# Intel 845GVSR Motherboard Problem



## Prabhagaran (Apr 1, 2007)

Hi folks out there!!

This is my first post in the Digit Forum.. 

May I know whether there is any means for using a 400MHz 512MB RAM in Intel 845GVSR motherboard?? ( The board specs say it supports 333/266/200MHz RAMs only).. 

The board does not even boot into BIOS menu if a 400MHz RAM is plugged into it...

Plzzz help me outttt..

Regards,
Prabhagaran


----------



## Orionz (Apr 2, 2007)

Install two rams of 256MB


----------



## keith_j_snyder2 (Apr 2, 2007)

Well u can install upto 2 GB of RAM on ur motherboard.All u have to buy a ram of the frequencies that u have mentioned as your motherboard doesn't support 400 MHZ FSB *(PC2100, PC1600, PC2700)*.I think there is very hard to find a new RAM of these frequencies.THe 400 MHZ RAM is PC3200 so u have to install lesser FSB than this.U may find used RAM and that u can use.
Good luck in hunting for RAM!!!
U can buy it from *www.computerwarehousepricelist.com/productlist.asp?ctg=4


----------



## Prabhagaran (Apr 2, 2007)

Hey guys.. thanks for the suggestions... Since i have 400MHz RAM already, the next hunt is for second hand RAM only...


----------



## shyamno (Apr 2, 2007)

Why it won't run..I think it (400 MHz..) would (must) run but in lower frequency..

Do u have any other module placed in the slot..if there is any other module of any other frequency...then take out that..and place the 400 MHz..alone...and then try ..


----------



## dIgItaL_BrAt (Apr 2, 2007)

u can use it w/o any problems,the RAM will underclock itself to the frequency supported by the motherboard.


----------



## nishant_nms (Apr 2, 2007)

My friend uses 400 one on the same board and it runs nice. Do one thing go to www.intel.com and download the latest BIOS for ur mobo and then try again.


----------



## keith_j_snyder2 (Apr 3, 2007)

Yes,i forget to mention this.Before buying anything else,PLEASE UPDATE YOUR SYSTEMS DRIVERS,BIOS AND EVERY THING LATEST.iT WILL SURELY HELP TO MAKE THINGS WORK BETTER.


----------



## Prabhagaran (Apr 4, 2007)

Thank you shyamno, digital brat and nishant_nms...
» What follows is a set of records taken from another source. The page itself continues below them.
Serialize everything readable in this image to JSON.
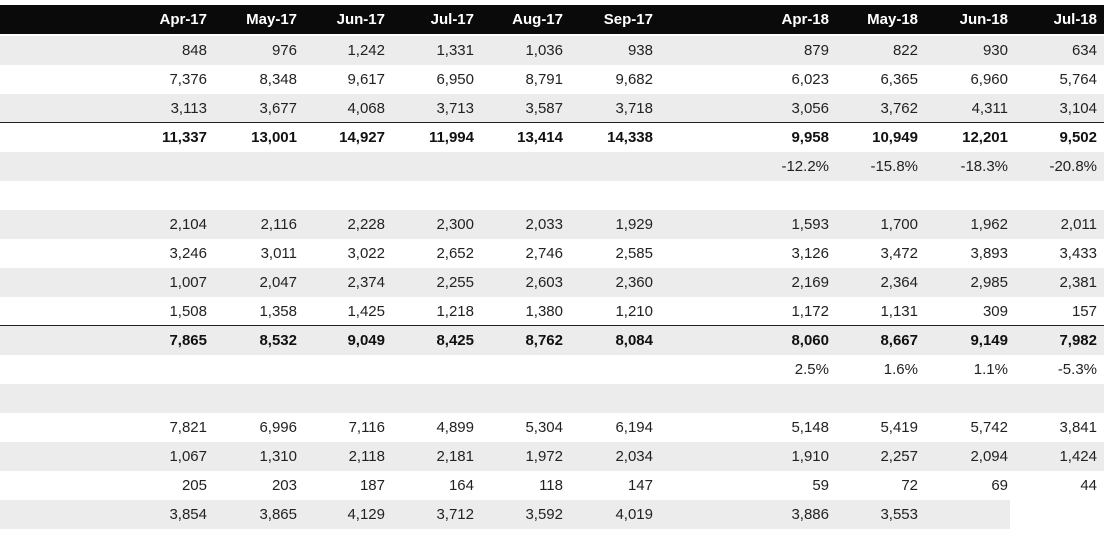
{
  "header": [
    "Apr-17",
    "May-17",
    "Jun-17",
    "Jul-17",
    "Aug-17",
    "Sep-17",
    "Apr-18",
    "May-18",
    "Jun-18",
    "Jul-18"
  ],
  "rows": [
    {
      "kind": "data",
      "shaded": true,
      "values": [
        "848",
        "976",
        "1,242",
        "1,331",
        "1,036",
        "938",
        "879",
        "822",
        "930",
        "634"
      ]
    },
    {
      "kind": "data",
      "shaded": false,
      "values": [
        "7,376",
        "8,348",
        "9,617",
        "6,950",
        "8,791",
        "9,682",
        "6,023",
        "6,365",
        "6,960",
        "5,764"
      ]
    },
    {
      "kind": "data",
      "shaded": true,
      "values": [
        "3,113",
        "3,677",
        "4,068",
        "3,713",
        "3,587",
        "3,718",
        "3,056",
        "3,762",
        "4,311",
        "3,104"
      ]
    },
    {
      "kind": "total",
      "shaded": false,
      "values": [
        "11,337",
        "13,001",
        "14,927",
        "11,994",
        "13,414",
        "14,338",
        "9,958",
        "10,949",
        "12,201",
        "9,502"
      ]
    },
    {
      "kind": "pct",
      "shaded": true,
      "values": [
        "",
        "",
        "",
        "",
        "",
        "",
        "-12.2%",
        "-15.8%",
        "-18.3%",
        "-20.8%"
      ]
    },
    {
      "kind": "spacer",
      "shaded": false,
      "values": [
        "",
        "",
        "",
        "",
        "",
        "",
        "",
        "",
        "",
        ""
      ]
    },
    {
      "kind": "data",
      "shaded": true,
      "values": [
        "2,104",
        "2,116",
        "2,228",
        "2,300",
        "2,033",
        "1,929",
        "1,593",
        "1,700",
        "1,962",
        "2,011"
      ]
    },
    {
      "kind": "data",
      "shaded": false,
      "values": [
        "3,246",
        "3,011",
        "3,022",
        "2,652",
        "2,746",
        "2,585",
        "3,126",
        "3,472",
        "3,893",
        "3,433"
      ]
    },
    {
      "kind": "data",
      "shaded": true,
      "values": [
        "1,007",
        "2,047",
        "2,374",
        "2,255",
        "2,603",
        "2,360",
        "2,169",
        "2,364",
        "2,985",
        "2,381"
      ]
    },
    {
      "kind": "data",
      "shaded": false,
      "values": [
        "1,508",
        "1,358",
        "1,425",
        "1,218",
        "1,380",
        "1,210",
        "1,172",
        "1,131",
        "309",
        "157"
      ]
    },
    {
      "kind": "total",
      "shaded": true,
      "values": [
        "7,865",
        "8,532",
        "9,049",
        "8,425",
        "8,762",
        "8,084",
        "8,060",
        "8,667",
        "9,149",
        "7,982"
      ]
    },
    {
      "kind": "pct",
      "shaded": false,
      "values": [
        "",
        "",
        "",
        "",
        "",
        "",
        "2.5%",
        "1.6%",
        "1.1%",
        "-5.3%"
      ]
    },
    {
      "kind": "spacer",
      "shaded": true,
      "values": [
        "",
        "",
        "",
        "",
        "",
        "",
        "",
        "",
        "",
        ""
      ]
    },
    {
      "kind": "data",
      "shaded": false,
      "values": [
        "7,821",
        "6,996",
        "7,116",
        "4,899",
        "5,304",
        "6,194",
        "5,148",
        "5,419",
        "5,742",
        "3,841"
      ]
    },
    {
      "kind": "data",
      "shaded": true,
      "values": [
        "1,067",
        "1,310",
        "2,118",
        "2,181",
        "1,972",
        "2,034",
        "1,910",
        "2,257",
        "2,094",
        "1,424"
      ]
    },
    {
      "kind": "data",
      "shaded": false,
      "values": [
        "205",
        "203",
        "187",
        "164",
        "118",
        "147",
        "59",
        "72",
        "69",
        "44"
      ]
    },
    {
      "kind": "data",
      "shaded": true,
      "short": true,
      "values": [
        "3,854",
        "3,865",
        "4,129",
        "3,712",
        "3,592",
        "4,019",
        "3,886",
        "3,553",
        "",
        ""
      ]
    }
  ]
}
Just now i downloaded the latest BIOS drivers for the board. Have to recover BIOS from a floppy disk sinc there is no sort of a display on the screen(as if the m=board is dead).

There is no other RAM module inserted on the board except the 400MHz 512MB one.. 
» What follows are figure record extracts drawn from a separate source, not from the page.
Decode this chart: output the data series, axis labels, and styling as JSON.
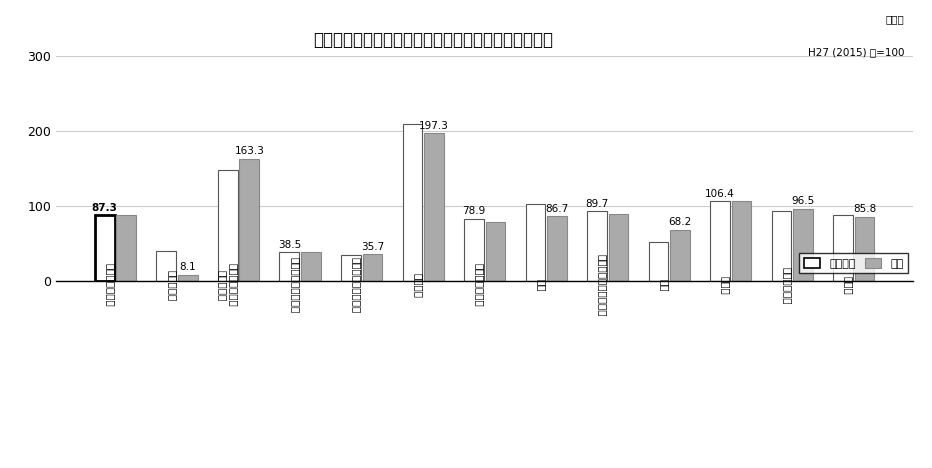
{
  "title": "業種別の生産指数（原指数）の当月と前年同月の比較",
  "subtitle_line1": "原指数",
  "subtitle_line2": "H27 (2015) 年=100",
  "categories": [
    "鉱工業（総合）",
    "鉄鋼・金属",
    "汎用・生産用・\n業務用機械",
    "電子部品・デバイス",
    "電気・情報通信機械",
    "輸送機械",
    "窯業・土石製品",
    "化学",
    "パルプ・紙・紙加工品",
    "繊維",
    "食料品",
    "木材・木製品",
    "その他"
  ],
  "prev_year": [
    87.3,
    40.0,
    148.0,
    38.5,
    35.0,
    209.0,
    83.0,
    103.0,
    93.0,
    52.0,
    106.4,
    93.0,
    88.0
  ],
  "current": [
    87.3,
    8.1,
    163.3,
    38.5,
    35.7,
    197.3,
    78.9,
    86.7,
    89.7,
    68.2,
    106.4,
    96.5,
    85.8
  ],
  "labels": [
    "87.3",
    "8.1",
    "163.3",
    "38.5",
    "35.7",
    "197.3",
    "78.9",
    "86.7",
    "89.7",
    "68.2",
    "106.4",
    "96.5",
    "85.8"
  ],
  "label_on_prev": [
    true,
    false,
    false,
    true,
    false,
    false,
    true,
    false,
    true,
    false,
    true,
    false,
    false
  ],
  "first_bar_bold": [
    true,
    false,
    false,
    false,
    false,
    false,
    false,
    false,
    false,
    false,
    false,
    false,
    false
  ],
  "ylim": [
    0,
    300
  ],
  "yticks": [
    0,
    100,
    200,
    300
  ],
  "bar_color_prev": "#ffffff",
  "bar_color_curr": "#aaaaaa",
  "bar_edge_prev_normal": "#555555",
  "bar_edge_prev_first": "#000000",
  "bar_edge_curr": "#888888",
  "background_color": "#ffffff",
  "legend_labels": [
    "前年同月",
    "当月"
  ],
  "bar_width": 0.32,
  "bar_gap": 0.03
}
You know guys? today i even stuck an 128MB 333MHz RAM(my friend's) top the board instead of the high speed 400MHz RAM. Still the board behaved the same way. No display, no keyboard lights are ON,  but the processor is running, FDD light glows, CD drive starts rotating..
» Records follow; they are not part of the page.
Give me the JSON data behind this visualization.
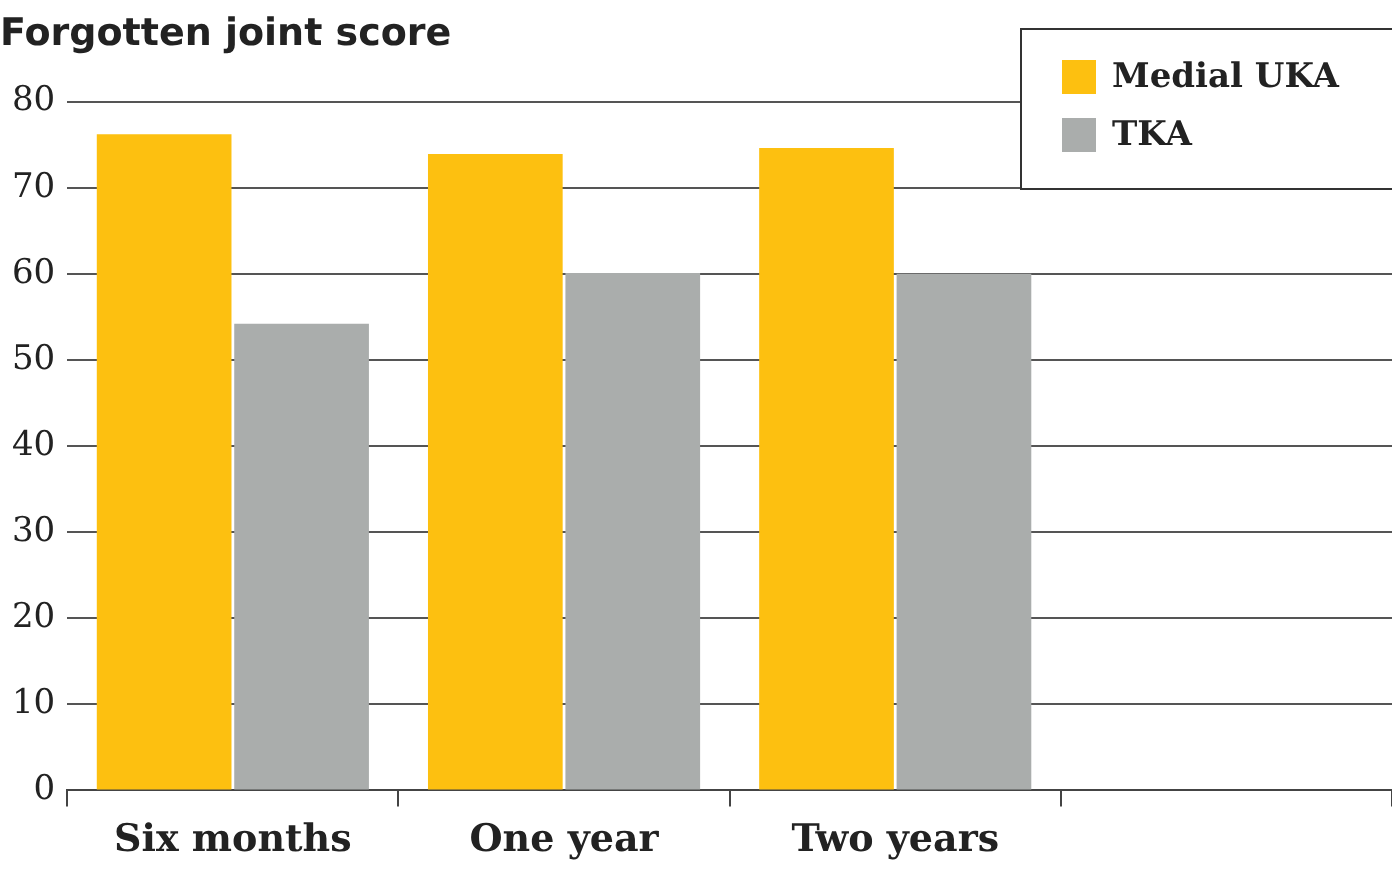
{
  "chart_data": {
    "type": "bar",
    "title": "Forgotten joint score",
    "categories": [
      "Six months",
      "One year",
      "Two years",
      null
    ],
    "series": [
      {
        "name": "Medial UKA",
        "color": "#fdc010",
        "values": [
          76.2,
          73.9,
          74.6,
          null
        ]
      },
      {
        "name": "TKA",
        "color": "#aaadac",
        "values": [
          54.2,
          60.1,
          60.0,
          null
        ]
      }
    ],
    "ylim": [
      0,
      80
    ],
    "yticks": [
      0,
      10,
      20,
      30,
      40,
      50,
      60,
      70,
      80
    ],
    "grid": "y",
    "legend": "top right"
  }
}
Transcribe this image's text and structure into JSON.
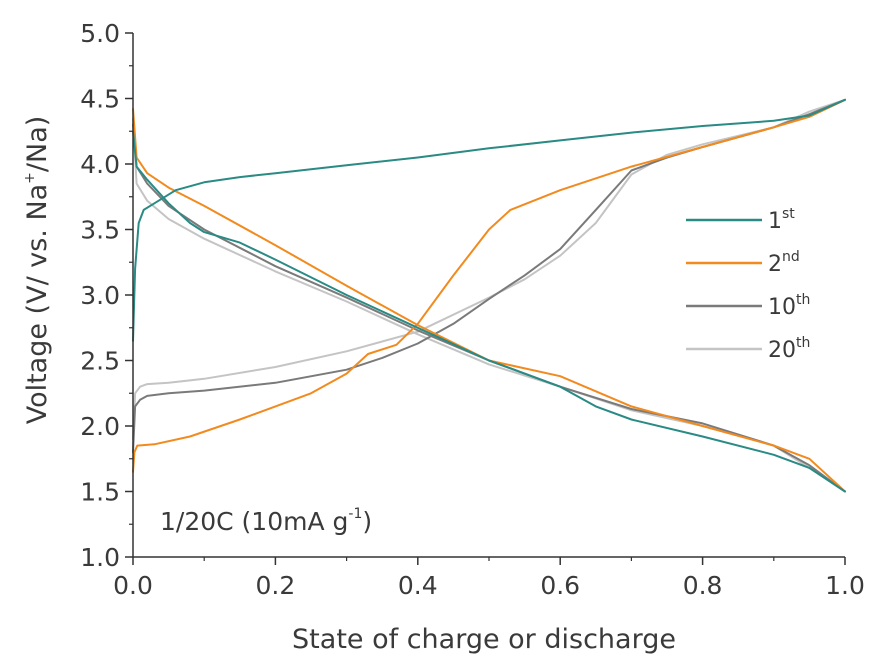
{
  "chart_data": {
    "type": "line",
    "xlabel": "State of charge or discharge",
    "ylabel": {
      "main": "Voltage (V/ vs. Na",
      "sup": "+",
      "tail": "/Na)"
    },
    "xlim": [
      0.0,
      1.0
    ],
    "ylim": [
      1.0,
      5.0
    ],
    "x_ticks": [
      "0.0",
      "0.2",
      "0.4",
      "0.6",
      "0.8",
      "1.0"
    ],
    "y_ticks": [
      "1.0",
      "1.5",
      "2.0",
      "2.5",
      "3.0",
      "3.5",
      "4.0",
      "4.5",
      "5.0"
    ],
    "annotation": {
      "main": "1/20C (10mA g",
      "sup": "-1",
      "tail": ")"
    },
    "legend_position": "right-middle",
    "series": [
      {
        "name": "1st",
        "label_main": "1",
        "label_sup": "st",
        "color": "#2a8a84",
        "charge": {
          "x": [
            0,
            0.003,
            0.008,
            0.015,
            0.03,
            0.06,
            0.1,
            0.15,
            0.2,
            0.3,
            0.4,
            0.5,
            0.6,
            0.7,
            0.8,
            0.9,
            0.95,
            1.0
          ],
          "y": [
            2.65,
            3.2,
            3.55,
            3.65,
            3.7,
            3.8,
            3.86,
            3.9,
            3.93,
            3.99,
            4.05,
            4.12,
            4.18,
            4.24,
            4.29,
            4.33,
            4.37,
            4.49
          ]
        },
        "discharge": {
          "x": [
            0,
            0.005,
            0.02,
            0.05,
            0.08,
            0.1,
            0.15,
            0.2,
            0.3,
            0.4,
            0.5,
            0.6,
            0.65,
            0.7,
            0.8,
            0.9,
            0.95,
            1.0
          ],
          "y": [
            4.25,
            3.98,
            3.88,
            3.7,
            3.55,
            3.48,
            3.4,
            3.27,
            3.0,
            2.75,
            2.5,
            2.3,
            2.15,
            2.05,
            1.92,
            1.78,
            1.68,
            1.5
          ]
        }
      },
      {
        "name": "2nd",
        "label_main": "2",
        "label_sup": "nd",
        "color": "#f28a1e",
        "charge": {
          "x": [
            0,
            0.002,
            0.006,
            0.03,
            0.08,
            0.15,
            0.2,
            0.25,
            0.3,
            0.33,
            0.37,
            0.4,
            0.45,
            0.5,
            0.53,
            0.6,
            0.7,
            0.8,
            0.9,
            0.95,
            1.0
          ],
          "y": [
            1.65,
            1.8,
            1.85,
            1.86,
            1.92,
            2.05,
            2.15,
            2.25,
            2.4,
            2.55,
            2.62,
            2.78,
            3.15,
            3.5,
            3.65,
            3.8,
            3.98,
            4.13,
            4.28,
            4.36,
            4.49
          ]
        },
        "discharge": {
          "x": [
            0,
            0.005,
            0.02,
            0.05,
            0.1,
            0.2,
            0.3,
            0.4,
            0.5,
            0.6,
            0.7,
            0.8,
            0.9,
            0.95,
            1.0
          ],
          "y": [
            4.42,
            4.05,
            3.93,
            3.82,
            3.68,
            3.38,
            3.07,
            2.77,
            2.5,
            2.38,
            2.15,
            2.0,
            1.85,
            1.75,
            1.5
          ]
        }
      },
      {
        "name": "10th",
        "label_main": "10",
        "label_sup": "th",
        "color": "#7a7a7a",
        "charge": {
          "x": [
            0,
            0.003,
            0.01,
            0.02,
            0.05,
            0.1,
            0.2,
            0.3,
            0.35,
            0.4,
            0.45,
            0.5,
            0.55,
            0.6,
            0.65,
            0.7,
            0.75,
            0.8,
            0.9,
            0.95,
            1.0
          ],
          "y": [
            1.8,
            2.15,
            2.2,
            2.23,
            2.25,
            2.27,
            2.33,
            2.43,
            2.52,
            2.63,
            2.78,
            2.97,
            3.15,
            3.35,
            3.65,
            3.95,
            4.05,
            4.13,
            4.28,
            4.38,
            4.49
          ]
        },
        "discharge": {
          "x": [
            0,
            0.005,
            0.02,
            0.05,
            0.1,
            0.2,
            0.3,
            0.4,
            0.5,
            0.6,
            0.7,
            0.8,
            0.9,
            0.95,
            1.0
          ],
          "y": [
            4.3,
            3.98,
            3.85,
            3.68,
            3.5,
            3.22,
            2.98,
            2.73,
            2.5,
            2.3,
            2.13,
            2.02,
            1.85,
            1.7,
            1.5
          ]
        }
      },
      {
        "name": "20th",
        "label_main": "20",
        "label_sup": "th",
        "color": "#c4c4c4",
        "charge": {
          "x": [
            0,
            0.003,
            0.01,
            0.02,
            0.05,
            0.1,
            0.2,
            0.3,
            0.4,
            0.5,
            0.55,
            0.6,
            0.65,
            0.7,
            0.75,
            0.8,
            0.9,
            0.95,
            1.0
          ],
          "y": [
            1.9,
            2.25,
            2.3,
            2.32,
            2.33,
            2.36,
            2.45,
            2.57,
            2.72,
            2.98,
            3.12,
            3.3,
            3.55,
            3.92,
            4.07,
            4.15,
            4.28,
            4.4,
            4.49
          ]
        },
        "discharge": {
          "x": [
            0,
            0.005,
            0.02,
            0.05,
            0.1,
            0.2,
            0.3,
            0.4,
            0.5,
            0.6,
            0.7,
            0.8,
            0.9,
            0.95,
            1.0
          ],
          "y": [
            4.35,
            3.85,
            3.72,
            3.58,
            3.43,
            3.18,
            2.95,
            2.7,
            2.47,
            2.3,
            2.12,
            2.0,
            1.85,
            1.68,
            1.5
          ]
        }
      }
    ]
  }
}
I ill try the BIOS recovery today and let you guys know the result...

with hope,
Prabhagaran

Hai all.. The BIOS update too didnt work out. The board is to be sent for service i think. The board didnt read the floppy disk contents when switched ON. Something wrong.


----------



## eagle_y2j (Apr 4, 2007)

i am using 400Mhz RAM on my Intel Orignal 845GVSR without any issue


----------



## farukh445 (Jul 4, 2008)

hello

I purchased 1 gb ram recently it is DDR333 it is working fine...The thing I get to know about RAMS is that you have to check which processor you are using depending on that you have to take for suppose you are using P4 you can go for DDR333 and DDR266. IF you have celeron then you can either buy DDR266 or DDR200. P4 doesn't support DDR200 and Celeron DDR333 vice versa...you have to be careful while purchasing RAMS...


----------



## infra_red_dude (Jul 4, 2008)

post reported...


----------



## Indyan (Jul 4, 2008)

farukh welcome to the forum, but please dont bump year old threads.
Thread Closed.


----------